An interesting challenge from John Godley this week with the word “fray”. The dictionary defines it as “unraveled or worn at the edges”. It goes on to portray usage in such terms as “frayed nerves” or “jump into the fray”. I’ve opened with a slightly humorous twist on the theme, with what might be considered bargain treatment for a case of frayed nerves :-). I found it on a photo expedition last week in downtown Hudson, New York. It should be recognizable to Peanuts fans everywhere!
“History always has a few frayed tricks up its sleeve.”
On a more literal front, notice the frayed edge of cloth poking out of the door behind this old gas pump. This little scene from yesteryear was spotted in the hills around the same area. My husband and I were following a scenic route recommended by Mister Google which did not disappoint. Here then, some of the other scenes that greeted us along the way.
“Nature’s heart beats strong amid the hills.”
Richard Monckton Milnes
While my husband drove, I co-piloted – shouting out for a stop whenever something caught my eye. Let’s just say we made many stops, indulging along the way in a very satisfactory visit to Dad’s Copake Diner-home of yummy burgers, friendly waitresses, and delicious soft ice cream – yet another visit to days gone by!
“A quiet, secluded life in the country….such is my idea of happiness.”
Of course the bucolic countryside was home to quite a few lazy cows and grazing horses. One farm is home to a number of rescued horses, including the two below. I found myself wondering if the mare’s white face was the result of mistreatment or simply old age. Of course we hoped it was the latter.
“All animals are equal, but some animals are more equal than others.”
“God had given him a tail to keep the flies off, but he would sooner have had no tail and no flies.”
So where do the cows and horses return when they’ve eaten enough grass/flowers/hay and it’s time to call it a day? To the iconic red barns of course. We saw lots of those as well, including both old and new, spiffy and nearly done in/worn/shall we say “frayed”?!
“Honor the Lord with thy substance, and with the first fruits of all thine increase. So shall thy barns be filled with plenty, and thy presses shall burst out with new wine.”
“Creating a new theory is not like destroying an old barn and erecting a skyscraper in its place.”

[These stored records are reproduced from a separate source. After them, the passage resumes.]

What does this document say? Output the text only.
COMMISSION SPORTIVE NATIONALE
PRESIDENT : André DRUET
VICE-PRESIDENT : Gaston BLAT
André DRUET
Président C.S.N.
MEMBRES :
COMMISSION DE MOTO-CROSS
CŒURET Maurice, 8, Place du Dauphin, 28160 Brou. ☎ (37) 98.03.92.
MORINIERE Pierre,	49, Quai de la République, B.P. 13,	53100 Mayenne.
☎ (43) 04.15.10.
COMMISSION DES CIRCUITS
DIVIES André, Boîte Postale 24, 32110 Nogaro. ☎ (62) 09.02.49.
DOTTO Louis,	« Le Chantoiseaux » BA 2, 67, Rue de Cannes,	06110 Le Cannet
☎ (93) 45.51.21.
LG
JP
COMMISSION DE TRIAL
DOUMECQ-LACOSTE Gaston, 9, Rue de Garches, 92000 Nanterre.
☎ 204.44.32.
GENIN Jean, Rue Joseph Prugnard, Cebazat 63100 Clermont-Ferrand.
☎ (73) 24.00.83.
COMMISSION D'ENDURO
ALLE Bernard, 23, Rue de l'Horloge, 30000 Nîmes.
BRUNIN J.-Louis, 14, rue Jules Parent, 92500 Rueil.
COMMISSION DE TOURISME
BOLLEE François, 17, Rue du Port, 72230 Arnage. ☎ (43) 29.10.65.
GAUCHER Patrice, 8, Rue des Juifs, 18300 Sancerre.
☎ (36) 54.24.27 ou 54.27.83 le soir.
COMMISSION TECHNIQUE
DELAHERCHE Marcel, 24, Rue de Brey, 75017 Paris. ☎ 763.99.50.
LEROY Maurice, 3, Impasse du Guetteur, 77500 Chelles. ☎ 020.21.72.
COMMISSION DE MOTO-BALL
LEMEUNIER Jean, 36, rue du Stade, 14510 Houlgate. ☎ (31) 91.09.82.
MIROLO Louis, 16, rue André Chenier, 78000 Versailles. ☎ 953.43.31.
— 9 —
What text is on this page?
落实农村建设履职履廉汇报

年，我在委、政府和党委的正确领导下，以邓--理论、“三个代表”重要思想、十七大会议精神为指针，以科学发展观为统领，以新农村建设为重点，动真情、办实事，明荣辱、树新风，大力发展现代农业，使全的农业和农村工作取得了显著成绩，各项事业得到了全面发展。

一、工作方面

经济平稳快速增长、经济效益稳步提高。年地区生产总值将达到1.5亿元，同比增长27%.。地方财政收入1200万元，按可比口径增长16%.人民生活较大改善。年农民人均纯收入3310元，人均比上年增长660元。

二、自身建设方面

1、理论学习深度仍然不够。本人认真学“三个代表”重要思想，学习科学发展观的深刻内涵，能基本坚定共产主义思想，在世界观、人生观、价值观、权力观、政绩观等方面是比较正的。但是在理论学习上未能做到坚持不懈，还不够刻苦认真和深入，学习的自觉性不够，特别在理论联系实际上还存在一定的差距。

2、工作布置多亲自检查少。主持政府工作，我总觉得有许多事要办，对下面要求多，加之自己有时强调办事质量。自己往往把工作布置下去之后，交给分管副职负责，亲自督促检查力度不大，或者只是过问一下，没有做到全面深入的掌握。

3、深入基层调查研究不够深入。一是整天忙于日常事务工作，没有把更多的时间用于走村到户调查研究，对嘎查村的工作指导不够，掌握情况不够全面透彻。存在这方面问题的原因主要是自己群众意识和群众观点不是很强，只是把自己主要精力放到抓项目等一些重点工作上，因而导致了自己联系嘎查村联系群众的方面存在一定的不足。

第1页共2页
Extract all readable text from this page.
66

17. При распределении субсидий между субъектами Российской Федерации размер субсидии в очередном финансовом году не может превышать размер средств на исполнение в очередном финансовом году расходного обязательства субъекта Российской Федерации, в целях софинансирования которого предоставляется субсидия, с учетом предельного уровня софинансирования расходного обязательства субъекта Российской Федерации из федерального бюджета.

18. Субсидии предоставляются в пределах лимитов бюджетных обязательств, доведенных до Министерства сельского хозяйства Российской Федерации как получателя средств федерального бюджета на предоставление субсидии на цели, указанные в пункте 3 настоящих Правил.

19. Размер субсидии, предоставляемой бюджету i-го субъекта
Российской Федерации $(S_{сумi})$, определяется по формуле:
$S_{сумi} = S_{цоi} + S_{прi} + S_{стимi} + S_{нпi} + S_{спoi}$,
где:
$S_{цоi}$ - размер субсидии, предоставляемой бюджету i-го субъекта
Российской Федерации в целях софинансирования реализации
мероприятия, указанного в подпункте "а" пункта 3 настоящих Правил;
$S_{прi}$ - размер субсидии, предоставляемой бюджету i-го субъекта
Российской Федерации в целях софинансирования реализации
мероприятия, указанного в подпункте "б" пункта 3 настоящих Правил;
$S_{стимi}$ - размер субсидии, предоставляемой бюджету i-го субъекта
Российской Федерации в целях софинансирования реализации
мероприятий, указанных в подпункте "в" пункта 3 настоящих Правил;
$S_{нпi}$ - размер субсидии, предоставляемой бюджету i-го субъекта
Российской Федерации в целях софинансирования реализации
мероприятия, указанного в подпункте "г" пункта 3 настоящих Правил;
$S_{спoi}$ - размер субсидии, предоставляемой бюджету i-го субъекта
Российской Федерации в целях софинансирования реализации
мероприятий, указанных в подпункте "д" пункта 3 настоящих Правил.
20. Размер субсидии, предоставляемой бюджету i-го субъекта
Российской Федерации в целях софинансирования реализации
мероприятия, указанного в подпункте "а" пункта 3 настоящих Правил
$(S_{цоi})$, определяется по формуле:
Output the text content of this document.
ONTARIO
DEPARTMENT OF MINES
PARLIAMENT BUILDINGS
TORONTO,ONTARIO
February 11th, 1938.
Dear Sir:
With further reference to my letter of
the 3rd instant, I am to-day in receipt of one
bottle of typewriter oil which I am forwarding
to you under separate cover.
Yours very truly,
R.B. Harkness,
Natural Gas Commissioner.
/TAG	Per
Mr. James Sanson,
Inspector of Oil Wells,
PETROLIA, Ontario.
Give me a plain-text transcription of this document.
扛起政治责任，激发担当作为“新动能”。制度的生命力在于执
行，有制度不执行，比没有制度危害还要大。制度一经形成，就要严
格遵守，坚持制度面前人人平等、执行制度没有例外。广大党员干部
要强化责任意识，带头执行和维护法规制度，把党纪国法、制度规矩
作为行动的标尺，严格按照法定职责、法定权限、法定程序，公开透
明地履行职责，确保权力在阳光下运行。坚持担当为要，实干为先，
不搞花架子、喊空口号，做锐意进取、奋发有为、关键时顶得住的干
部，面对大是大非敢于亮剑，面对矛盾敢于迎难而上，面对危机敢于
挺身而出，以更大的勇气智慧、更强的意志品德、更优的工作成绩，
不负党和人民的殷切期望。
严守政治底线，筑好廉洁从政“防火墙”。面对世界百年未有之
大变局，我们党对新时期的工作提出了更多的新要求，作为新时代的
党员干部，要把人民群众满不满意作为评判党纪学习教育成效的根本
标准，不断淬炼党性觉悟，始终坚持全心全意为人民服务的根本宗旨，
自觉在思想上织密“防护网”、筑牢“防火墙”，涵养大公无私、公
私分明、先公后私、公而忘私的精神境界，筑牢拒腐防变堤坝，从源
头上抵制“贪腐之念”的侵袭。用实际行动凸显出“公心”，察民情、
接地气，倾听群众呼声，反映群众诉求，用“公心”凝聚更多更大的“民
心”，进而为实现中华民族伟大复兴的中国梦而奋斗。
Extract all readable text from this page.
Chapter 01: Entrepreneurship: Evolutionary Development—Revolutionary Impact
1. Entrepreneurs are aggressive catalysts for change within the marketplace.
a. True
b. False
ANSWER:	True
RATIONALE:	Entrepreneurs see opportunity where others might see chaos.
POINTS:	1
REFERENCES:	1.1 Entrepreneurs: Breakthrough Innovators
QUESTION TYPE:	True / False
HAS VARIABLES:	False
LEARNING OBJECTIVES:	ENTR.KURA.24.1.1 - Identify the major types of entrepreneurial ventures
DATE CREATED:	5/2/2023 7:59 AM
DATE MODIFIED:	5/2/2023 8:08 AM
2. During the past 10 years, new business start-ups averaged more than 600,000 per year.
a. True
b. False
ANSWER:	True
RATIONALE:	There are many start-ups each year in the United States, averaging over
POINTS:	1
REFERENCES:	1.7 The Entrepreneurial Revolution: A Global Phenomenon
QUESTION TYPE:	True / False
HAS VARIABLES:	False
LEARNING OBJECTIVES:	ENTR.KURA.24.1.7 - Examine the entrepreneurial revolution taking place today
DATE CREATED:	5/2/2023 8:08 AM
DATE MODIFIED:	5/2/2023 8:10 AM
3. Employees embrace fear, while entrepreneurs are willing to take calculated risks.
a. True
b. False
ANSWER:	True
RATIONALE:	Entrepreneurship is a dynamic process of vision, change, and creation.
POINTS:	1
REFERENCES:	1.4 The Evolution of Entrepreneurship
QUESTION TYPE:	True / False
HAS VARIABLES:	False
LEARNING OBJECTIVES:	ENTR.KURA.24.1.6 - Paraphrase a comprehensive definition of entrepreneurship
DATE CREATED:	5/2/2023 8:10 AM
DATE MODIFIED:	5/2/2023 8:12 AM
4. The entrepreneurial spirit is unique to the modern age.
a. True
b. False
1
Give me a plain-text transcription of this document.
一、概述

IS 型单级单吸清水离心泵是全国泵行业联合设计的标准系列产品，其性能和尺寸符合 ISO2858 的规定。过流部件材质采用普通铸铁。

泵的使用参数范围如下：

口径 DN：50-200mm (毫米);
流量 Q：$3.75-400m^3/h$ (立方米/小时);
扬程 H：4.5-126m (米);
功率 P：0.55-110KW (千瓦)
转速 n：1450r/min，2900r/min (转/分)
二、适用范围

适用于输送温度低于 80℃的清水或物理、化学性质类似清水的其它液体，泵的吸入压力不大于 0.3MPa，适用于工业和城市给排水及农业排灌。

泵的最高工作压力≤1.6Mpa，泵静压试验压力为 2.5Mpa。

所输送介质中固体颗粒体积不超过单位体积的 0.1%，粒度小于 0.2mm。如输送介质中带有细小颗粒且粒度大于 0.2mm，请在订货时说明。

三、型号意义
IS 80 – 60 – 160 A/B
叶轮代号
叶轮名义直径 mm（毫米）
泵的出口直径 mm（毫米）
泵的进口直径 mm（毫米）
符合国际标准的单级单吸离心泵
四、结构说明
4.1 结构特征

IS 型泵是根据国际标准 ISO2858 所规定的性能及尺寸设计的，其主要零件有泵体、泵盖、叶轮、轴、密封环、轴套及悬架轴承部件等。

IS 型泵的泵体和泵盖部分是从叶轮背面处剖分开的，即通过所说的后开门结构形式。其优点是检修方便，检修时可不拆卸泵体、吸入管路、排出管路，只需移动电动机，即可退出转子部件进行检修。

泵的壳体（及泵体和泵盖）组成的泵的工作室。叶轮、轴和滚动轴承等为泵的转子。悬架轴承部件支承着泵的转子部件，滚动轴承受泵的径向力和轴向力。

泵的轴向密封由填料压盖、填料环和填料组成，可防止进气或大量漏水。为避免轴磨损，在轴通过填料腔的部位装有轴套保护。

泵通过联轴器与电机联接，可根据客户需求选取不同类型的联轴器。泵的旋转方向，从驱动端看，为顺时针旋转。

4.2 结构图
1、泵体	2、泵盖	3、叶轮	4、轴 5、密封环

The rural roads notwithstanding, downtown Hudson offers a wealth of opportunity for a photographer. I’ll surely be posting some captures from my visit in the coming months. But I’ll close with one more literal example for the theme – the tattered edges of a newspaper on a colorful downtown door.
“Two of the cruelest, most primitive punishments….the empty mailbox and the silent telephone.”